Acto seguido, se involucra como sujeto de la enunciación, como suerte de intercesor entre la propia empresa evangelizadora y los designios divinos, anticipando, de alguna manera, lo que desarrollará a lo largo de su aparato prologal, "barredero", como él mismo califica su obra. Pero, sobre todo, mostrará esta red textual que remite a algo exterior: su figura como partícipe, pero al mismo tiempo, su subjetividad como prologuista y la consecuente intervención en su obra esparciendo de ese modo contenidos doctrinales, y cierta pedagogía cristiana, la defensa de su labor historiográfica.

Y por la parte que me toca, suplico a vuestra divina majestad [se refiere a Dios, no al rey] que después de haber quitado todo el poder al tirano enemigo, hagáis que donde abundó el delicto abunde la gracia, y conforme a la abundancia de tinieblas venga la abundancia de la luz sobre esta gente, que tantos tiempos habéis permitido estar supeditada y opresa de tan grande tiranía (Libro Primero, 75).

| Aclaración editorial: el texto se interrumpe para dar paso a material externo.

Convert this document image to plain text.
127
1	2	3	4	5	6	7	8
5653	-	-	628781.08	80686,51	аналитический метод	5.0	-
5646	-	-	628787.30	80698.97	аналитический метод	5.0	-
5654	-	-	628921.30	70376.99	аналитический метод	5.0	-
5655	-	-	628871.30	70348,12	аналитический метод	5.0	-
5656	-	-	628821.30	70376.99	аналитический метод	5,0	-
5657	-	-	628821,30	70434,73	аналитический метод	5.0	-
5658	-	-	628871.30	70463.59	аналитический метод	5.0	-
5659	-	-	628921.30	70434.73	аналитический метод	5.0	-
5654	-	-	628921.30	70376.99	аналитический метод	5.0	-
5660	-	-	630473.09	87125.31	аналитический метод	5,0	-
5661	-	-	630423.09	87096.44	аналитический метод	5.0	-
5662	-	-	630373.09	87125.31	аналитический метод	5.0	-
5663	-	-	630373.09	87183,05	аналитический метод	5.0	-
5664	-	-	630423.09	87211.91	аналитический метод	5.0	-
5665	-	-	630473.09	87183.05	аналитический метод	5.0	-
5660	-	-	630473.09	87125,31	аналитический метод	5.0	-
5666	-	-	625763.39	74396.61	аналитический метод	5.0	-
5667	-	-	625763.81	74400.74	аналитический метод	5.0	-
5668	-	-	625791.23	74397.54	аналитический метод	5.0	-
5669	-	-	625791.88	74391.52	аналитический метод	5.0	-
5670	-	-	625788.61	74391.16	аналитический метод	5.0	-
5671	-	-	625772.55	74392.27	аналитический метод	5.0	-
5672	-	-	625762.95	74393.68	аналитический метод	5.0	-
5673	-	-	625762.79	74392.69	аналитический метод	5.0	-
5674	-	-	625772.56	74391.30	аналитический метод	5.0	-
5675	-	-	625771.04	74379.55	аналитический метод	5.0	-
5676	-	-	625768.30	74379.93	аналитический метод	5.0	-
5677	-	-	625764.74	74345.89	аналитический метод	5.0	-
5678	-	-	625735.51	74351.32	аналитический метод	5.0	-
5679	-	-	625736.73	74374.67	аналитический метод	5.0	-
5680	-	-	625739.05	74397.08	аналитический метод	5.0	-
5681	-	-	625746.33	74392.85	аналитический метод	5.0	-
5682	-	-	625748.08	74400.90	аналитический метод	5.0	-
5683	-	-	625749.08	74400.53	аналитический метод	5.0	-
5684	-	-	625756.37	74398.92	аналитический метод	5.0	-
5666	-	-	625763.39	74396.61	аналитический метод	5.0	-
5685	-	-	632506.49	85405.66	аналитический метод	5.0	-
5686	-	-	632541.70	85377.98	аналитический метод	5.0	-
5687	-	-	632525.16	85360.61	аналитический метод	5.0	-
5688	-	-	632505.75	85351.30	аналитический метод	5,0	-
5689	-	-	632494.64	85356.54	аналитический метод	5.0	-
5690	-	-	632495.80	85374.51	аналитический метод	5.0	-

Sahagún muestra así uno de los rasgos fundamentales del género prólogo: no sólo se dirige a alguien en particular, a sus diferentes y posibles lectores, sino que, además, lo hace de manera anacrónica. Escribe el prólogo cuando la obra está en proceso, inconclusa, y lo inserta al final del primer libro llamándolo "Prólogo en romance",8 aun a sabiendas del grado de imposibilidad de lo que pide. El fraile no deja nada librado al azar. Con este mismo gesto hacia el lector, proyecta la obra hacia afuera, hacia un destinatario. En suma, entrega su obra a la (buena) lectura guiada de antemano a través de esta serie de paratextos que conforman un espacio necesario, dan cuenta de una función didáctica y permiten una salida del texto, ya que el prólogo es "como las campanas, que llaman a misa y ellas nunca allá entran", como comenta fray Miguel de Guevara en Menosprecio de corte y alabanza de aldea. La figura de las campanas resulta más que ilustrativa: atrae con su estudiada simbología (no suena la misma campanada para cada ocasión, hay que saber decodificar el llamado), con su armonía y musicalidad, y sin embargo, permanece invariablemente fuera del convite. Son, como el prólogo, un elemento extrínsecamente intrínseco, con una relativa independencia: una campana es una campana, pero pertenece a un campanario.

El prólogo como género tolera cierta retoricidad, "modos" retóricos que permiten identificarlo como tal (no sólo a través del título "Prólogo" o "Al sincero lector", por caso), sino que además tiene determinadas características, enunciadas de Aristóteles en adelante. El prólogo es un género que adolece de cierta independencia relativa de lo que prologa, pese a su notable función introductoria.

El prólogo recibe, por su proximidad al libro que acompaña, unas marcadas influencias que lo atraviesan, modelan y transforman. Su carácter introductorio de algo, hace que este algo se prolongue hasta él y le revista de sus características. [...] En general, el prólogo tiene una independencia relativa. Es independiente, en abstracto, en cuanto se refiere a estructuras formales y estilísticas, que son distintas del libro. A menudo estas estructuras se ven contagiadas por la obra y, por supuesto, la razón de su existencia está subordinada a una existencia superior —el libro— que la hace posible. (Porqueras Mayo, p. 100, énfasis en el original).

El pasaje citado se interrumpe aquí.